Komponist Carlisle Floyd gestorben

Boosey & Hawkes trauert um den amerikanischen Komponisten Carlisle Floyd, der am 30. September im Alter von 95 Jahren in Tallahassee, Florida, verstorben ist.
Floyds Biograph Thomas Holliday schrieb einen Nachruf auf einen der einflussreichsten Opernkomponisten Amerikas.

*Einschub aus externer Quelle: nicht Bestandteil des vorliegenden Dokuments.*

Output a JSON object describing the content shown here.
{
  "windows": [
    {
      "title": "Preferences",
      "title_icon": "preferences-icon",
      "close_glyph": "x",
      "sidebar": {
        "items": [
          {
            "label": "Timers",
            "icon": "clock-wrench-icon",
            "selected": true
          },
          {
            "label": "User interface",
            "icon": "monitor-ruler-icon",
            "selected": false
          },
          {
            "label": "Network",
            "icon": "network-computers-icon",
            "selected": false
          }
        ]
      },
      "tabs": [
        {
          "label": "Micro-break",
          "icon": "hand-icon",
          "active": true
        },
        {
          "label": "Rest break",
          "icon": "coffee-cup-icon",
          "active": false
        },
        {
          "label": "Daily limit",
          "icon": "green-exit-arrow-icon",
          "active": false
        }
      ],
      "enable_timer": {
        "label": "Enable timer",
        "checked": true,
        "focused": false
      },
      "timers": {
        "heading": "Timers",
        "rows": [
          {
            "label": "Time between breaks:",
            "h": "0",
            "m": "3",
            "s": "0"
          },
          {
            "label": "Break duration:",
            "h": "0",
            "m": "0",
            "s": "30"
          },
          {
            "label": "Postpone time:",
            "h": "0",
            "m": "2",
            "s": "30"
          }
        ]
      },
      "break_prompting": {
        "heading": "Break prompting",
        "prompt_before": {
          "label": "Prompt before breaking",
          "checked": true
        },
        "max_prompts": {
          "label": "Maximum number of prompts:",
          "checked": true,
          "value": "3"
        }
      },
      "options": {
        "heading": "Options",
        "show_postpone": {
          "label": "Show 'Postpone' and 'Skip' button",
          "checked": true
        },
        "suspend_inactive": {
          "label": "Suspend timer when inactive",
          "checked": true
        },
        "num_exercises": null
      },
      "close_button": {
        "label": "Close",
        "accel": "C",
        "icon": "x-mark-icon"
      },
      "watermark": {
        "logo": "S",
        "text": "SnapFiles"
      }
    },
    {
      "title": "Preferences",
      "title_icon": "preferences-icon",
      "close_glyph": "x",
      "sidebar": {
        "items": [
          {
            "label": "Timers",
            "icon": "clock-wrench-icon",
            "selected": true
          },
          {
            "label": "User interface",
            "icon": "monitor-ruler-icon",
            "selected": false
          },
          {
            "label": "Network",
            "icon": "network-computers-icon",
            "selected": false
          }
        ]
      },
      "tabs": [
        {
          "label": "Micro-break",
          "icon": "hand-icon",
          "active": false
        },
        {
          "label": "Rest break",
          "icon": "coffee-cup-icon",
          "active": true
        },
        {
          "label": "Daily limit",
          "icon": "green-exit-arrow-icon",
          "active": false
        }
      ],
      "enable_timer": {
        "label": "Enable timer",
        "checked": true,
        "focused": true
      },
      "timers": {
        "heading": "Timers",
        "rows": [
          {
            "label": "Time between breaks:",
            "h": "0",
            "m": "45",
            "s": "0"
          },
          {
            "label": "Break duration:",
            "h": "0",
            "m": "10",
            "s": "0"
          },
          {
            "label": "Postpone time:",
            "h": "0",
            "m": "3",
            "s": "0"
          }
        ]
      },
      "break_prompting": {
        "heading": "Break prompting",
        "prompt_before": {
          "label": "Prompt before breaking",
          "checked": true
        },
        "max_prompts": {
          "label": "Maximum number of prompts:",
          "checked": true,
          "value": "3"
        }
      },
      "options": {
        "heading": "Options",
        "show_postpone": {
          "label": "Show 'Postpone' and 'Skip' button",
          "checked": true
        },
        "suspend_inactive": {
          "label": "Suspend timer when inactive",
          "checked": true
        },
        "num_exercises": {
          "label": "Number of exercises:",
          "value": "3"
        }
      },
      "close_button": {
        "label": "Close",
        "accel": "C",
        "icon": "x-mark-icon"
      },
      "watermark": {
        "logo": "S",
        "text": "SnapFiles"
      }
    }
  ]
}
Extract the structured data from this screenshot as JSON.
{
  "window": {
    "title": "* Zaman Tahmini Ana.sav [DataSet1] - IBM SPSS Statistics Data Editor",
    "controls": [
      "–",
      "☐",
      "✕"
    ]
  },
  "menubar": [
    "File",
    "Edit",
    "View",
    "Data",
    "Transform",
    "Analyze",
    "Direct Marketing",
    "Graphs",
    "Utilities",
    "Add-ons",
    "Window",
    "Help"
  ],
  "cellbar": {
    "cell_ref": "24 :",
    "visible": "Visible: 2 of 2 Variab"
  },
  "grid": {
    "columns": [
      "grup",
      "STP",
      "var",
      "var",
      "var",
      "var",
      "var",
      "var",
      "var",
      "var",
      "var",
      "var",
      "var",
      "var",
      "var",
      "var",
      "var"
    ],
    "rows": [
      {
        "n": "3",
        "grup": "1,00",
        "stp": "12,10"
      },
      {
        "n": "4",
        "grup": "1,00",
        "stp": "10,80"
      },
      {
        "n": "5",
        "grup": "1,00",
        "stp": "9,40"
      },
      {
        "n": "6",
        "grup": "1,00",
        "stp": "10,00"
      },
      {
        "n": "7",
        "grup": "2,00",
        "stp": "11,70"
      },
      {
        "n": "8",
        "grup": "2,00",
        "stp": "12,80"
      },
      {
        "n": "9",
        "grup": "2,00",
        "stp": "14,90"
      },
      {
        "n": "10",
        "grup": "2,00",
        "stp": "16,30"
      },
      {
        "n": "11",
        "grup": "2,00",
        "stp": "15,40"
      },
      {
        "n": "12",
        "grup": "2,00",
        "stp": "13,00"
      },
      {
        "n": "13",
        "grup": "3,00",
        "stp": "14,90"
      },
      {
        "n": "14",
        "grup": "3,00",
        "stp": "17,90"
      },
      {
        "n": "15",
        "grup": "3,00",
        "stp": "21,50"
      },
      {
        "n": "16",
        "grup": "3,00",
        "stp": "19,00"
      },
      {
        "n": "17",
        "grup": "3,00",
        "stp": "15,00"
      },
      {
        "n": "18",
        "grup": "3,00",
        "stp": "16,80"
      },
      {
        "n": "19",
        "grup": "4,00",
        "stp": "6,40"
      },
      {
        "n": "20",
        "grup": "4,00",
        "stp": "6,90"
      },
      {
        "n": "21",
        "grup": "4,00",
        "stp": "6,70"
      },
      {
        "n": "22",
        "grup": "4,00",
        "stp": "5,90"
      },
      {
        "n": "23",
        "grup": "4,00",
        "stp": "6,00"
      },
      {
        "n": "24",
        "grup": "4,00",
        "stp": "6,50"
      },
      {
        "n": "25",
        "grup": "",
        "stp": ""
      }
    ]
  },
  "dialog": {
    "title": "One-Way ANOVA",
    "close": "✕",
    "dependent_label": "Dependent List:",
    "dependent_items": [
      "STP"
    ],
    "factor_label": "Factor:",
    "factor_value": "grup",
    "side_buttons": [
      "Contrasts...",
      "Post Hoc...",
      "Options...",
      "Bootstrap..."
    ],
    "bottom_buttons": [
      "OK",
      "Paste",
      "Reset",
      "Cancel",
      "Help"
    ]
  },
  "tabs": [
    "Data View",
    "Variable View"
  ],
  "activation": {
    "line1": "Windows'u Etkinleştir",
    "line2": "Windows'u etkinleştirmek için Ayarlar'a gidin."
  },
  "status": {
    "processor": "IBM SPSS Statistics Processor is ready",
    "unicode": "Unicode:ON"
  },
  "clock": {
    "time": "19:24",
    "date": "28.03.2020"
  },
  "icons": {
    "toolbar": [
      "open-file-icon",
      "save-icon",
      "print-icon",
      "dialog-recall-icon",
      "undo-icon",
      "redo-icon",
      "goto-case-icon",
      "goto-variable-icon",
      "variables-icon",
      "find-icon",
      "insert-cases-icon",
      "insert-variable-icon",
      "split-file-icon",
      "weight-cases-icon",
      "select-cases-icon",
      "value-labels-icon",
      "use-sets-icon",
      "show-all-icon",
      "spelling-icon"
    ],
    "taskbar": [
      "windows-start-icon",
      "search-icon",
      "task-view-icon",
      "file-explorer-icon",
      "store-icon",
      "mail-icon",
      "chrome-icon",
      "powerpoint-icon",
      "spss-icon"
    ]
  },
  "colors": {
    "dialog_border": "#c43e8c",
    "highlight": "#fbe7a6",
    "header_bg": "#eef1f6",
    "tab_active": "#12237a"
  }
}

„Ain’t It a Pretty Night?“ Die Worte der Susannah aus der gleichnamigen Oper, dem ersten, genialen Bühnenwurf von Carlisle Floyd, hallen nach, da sich der große Komponist nun am 30. September 2021 in Tallahassee (Florida) zur letzten Ruhe begeben hat. In 95 Lebensjahren voller Schaffensdrang brachte Floyd es zum Meister des Klavierspiels, des literarischen Schreibens und der bildenden Künste – all dies schon, bevor er dann in die amerikanische Opernwelt des 20. Jahrhunderts eintrat und – mit zwei weiteren Schöpfungen im 21. Jahrhundert – zu ihrem herausragenden Librettisten und Komponisten in Personalunion wurde. Floyds musikalische Sprache, jene zutiefst persönliche Mischung aus eingängiger Melodik, Polytonalität und Amerikanismus, ist die Frucht seines im Süden der USA erblühten englisch-irisch-schottisch-walisischen Stammbaums. Als Verfasser seiner eigenen Libretti war er das US-amerikanische Pendant zu Richard Wagners Gesamtkunstwerk: „Text und Musik von Carlisle Floyd“.
Er arbeitete mit vielen großen Künstlerinnen und Künstlern des 20. Jahrhunderts zusammen, für die hier mit Phyllis Curtin, Renée Fleming, David Gockley, Mack Harrell, Robert Holton, Jack O’Brien, Harold Prince, Samuel Ramey, Julius Rudel und Norman Treigle nur eine bescheidene Auswahl genannt sei. Seine Großzügigkeit gegenüber Kolleginnen und Kollegen ist legendär: Auf ihn war immer Verlass, wenn ein Künstler oder eine Künstlerin in Not geriet oder die musikalische Jugend auf der Suche nach der eigenen Stimme und Bestimmung Hilfe benötigte. Auch noch mit über 90 Jahren wirkte er als Mentor von Künstlern wie Mark Adamo, Matt Aucoin, Jake Heggie, Henry Mollicone und Rufus Wainwright.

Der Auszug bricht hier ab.